The plaintiffs also point out that California’s own state Department of Food and Agriculture argued against linking crowded hen cages to salmonella and warned that such arguments might not hold up in federal court if someone challenged the law on commerce clause grounds. Furthermore, California’s Department of Food and Agriculture recommended that Governor Arnold Schwarzenegger sign AB1437 to “ensure a level playing field for California’s shell egg producers.”

Finally, the plaintiffs note,

In his signing statement, Governor Schwarzenegger makes no mention of AB1437’s purported public health rationale at all. The only purposes he cites for enacting the law is protecting California farmers from the market effects of Prop 2: “The voters’ overwhelming approval of Proposition 2 demonstrated their strong support for the humane treatment of egg producing hens in California. By ensuring that all eggs sold in California meet the requirements of Proposition 2, this bill is good for both California egg producers and animal welfare.”

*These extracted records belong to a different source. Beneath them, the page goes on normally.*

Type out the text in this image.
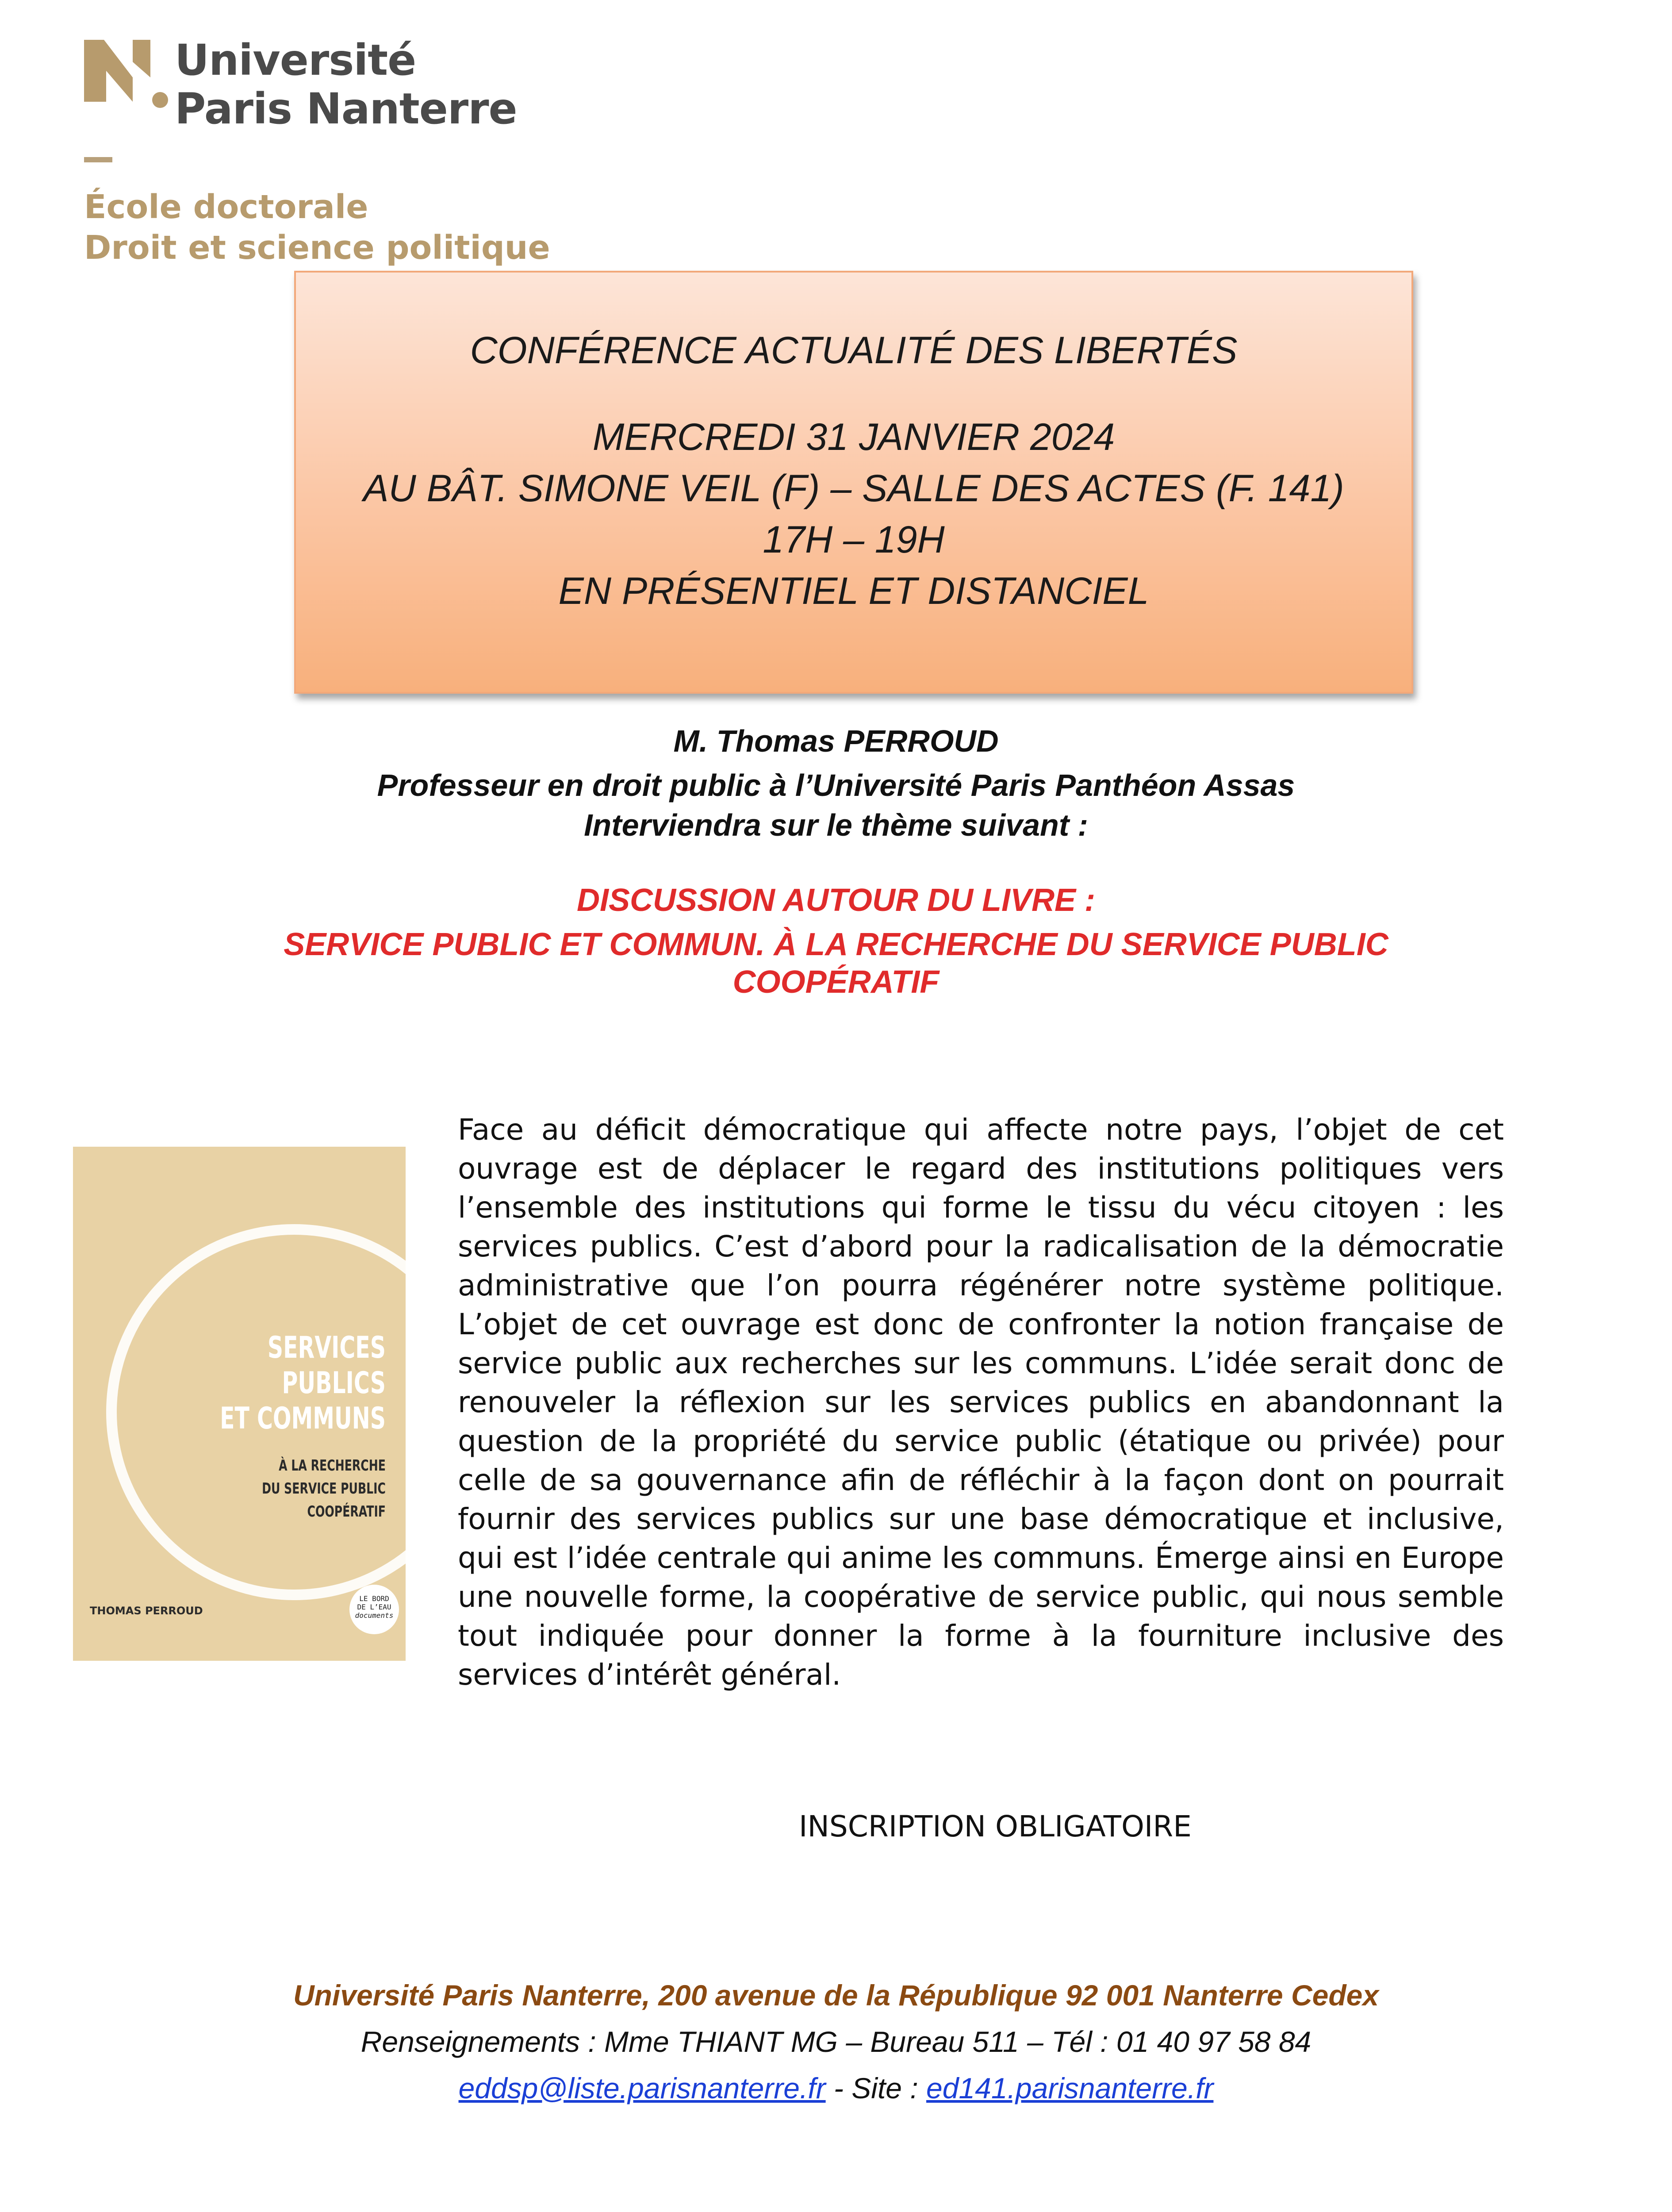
Université
Paris Nanterre
École doctorale
Droit et science politique
CONFÉRENCE ACTUALITÉ DES LIBERTÉS
MERCREDI 31 JANVIER 2024
AU BÂT. SIMONE VEIL (F) – SALLE DES ACTES (F. 141)
17H – 19H
EN PRÉSENTIEL ET DISTANCIEL
M. Thomas PERROUD
Professeur en droit public à l’Université Paris Panthéon Assas
Interviendra sur le thème suivant :
DISCUSSION AUTOUR DU LIVRE :
SERVICE PUBLIC ET COMMUN. À LA RECHERCHE DU SERVICE PUBLIC
COOPÉRATIF
SERVICES PUBLICS
ET COMMUNS
À LA RECHERCHE
DU SERVICE PUBLIC COOPÉRATIF
THOMAS PERROUD
LE BORD
DE L’EAU
documents
Face au déficit démocratique qui affecte notre pays, l’objet de cet ouvrage est de déplacer le regard des institutions politiques vers l’ensemble des institutions qui forme le tissu du vécu citoyen : les services publics. C’est d’abord pour la radicalisation de la démocratie administrative que l’on pourra régénérer notre système politique. L’objet de cet ouvrage est donc de confronter la notion française de service public aux recherches sur les communs. L’idée serait donc de renouveler la réflexion sur les services publics en abandonnant la question de la propriété du service public (étatique ou privée) pour celle de sa gouvernance afin de réfléchir à la façon dont on pourrait fournir des services publics sur une base démocratique et inclusive, qui est l’idée centrale qui anime les communs. Émerge ainsi en Europe une nouvelle forme, la coopérative de service public, qui nous semble tout indiquée pour donner la forme à la fourniture inclusive des services d’intérêt général.
INSCRIPTION OBLIGATOIRE
Université Paris Nanterre, 200 avenue de la République 92 001 Nanterre Cedex
Renseignements : Mme THIANT MG – Bureau 511 – Tél : 01 40 97 58 84
eddsp@liste.parisnanterre.fr - Site : ed141.parisnanterre.fr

I hope some attorneys in the Bleeding Heartland community will weigh in on whether this argument is likely to stand up in federal court.

From where I’m sitting, if states can regulate out-of-state companies that sell insurance or cars or other consumer goods, there should be no prohibition against regulations affecting eggs or other kinds of food. But is it a problem for California to expand regulations on egg producers when the original language of Prop 8 regulated only in-state livestock farmers?

The six states suing California have a back-up legal argument in case federal courts reject their Commerce Clause claims. Pages 17 through 19 flesh out the case that, “Even assuming that AB1437 served a legitimate public health purpose within California by limiting the methods of egg production outside California, the statute would be expressly and implicitly preempted by the Federal Egg Products Inspection Act (“EPIA”), 21 U.S.C. § 1031 et seq.” That law is designed to protect public health from risks associated with egg production and consumption.

If the courts uphold that argument, many other state laws and regulations related to food safety could go out the window.

Any relevant comments are welcome in this thread.

UPDATE: The March 11 edition of the Des Moines Register carried a guest editorial by Bruce Friedrich, senior policy director for Farm Sanctuary, a national farm animal protection organization. He noted,

This past August, the Ninth U.S. Circuit Court of Appeals ruled on a challenge to a law that is almost identical in form to the one [Missouri Attorney General Chris] Koster and Branstad are challenging, but instead of banning an egg production system, it bans both the production and sale of force-fed duck liver.

In response to a challenge from the pate industry in New York and Canada that makes an argument identical to Branstad’s, the Ninth Circuit stated that where a state bans the same procedure for in-state and out-of-state production, “it is not discriminatory.”

This is a precise and complete retort to the claim that the ban on the sale of battery-cage eggs (from anywhere) somehow advantages California producers – a theory that Missouri’s Koster claimed, inaccurately, has not been tried.

  • California has had special regulations governing cars

    sold in California for decades regardless of where they were manufactured. If auto makers can meet their requirements, so can egg producers if they want to sell eggs there.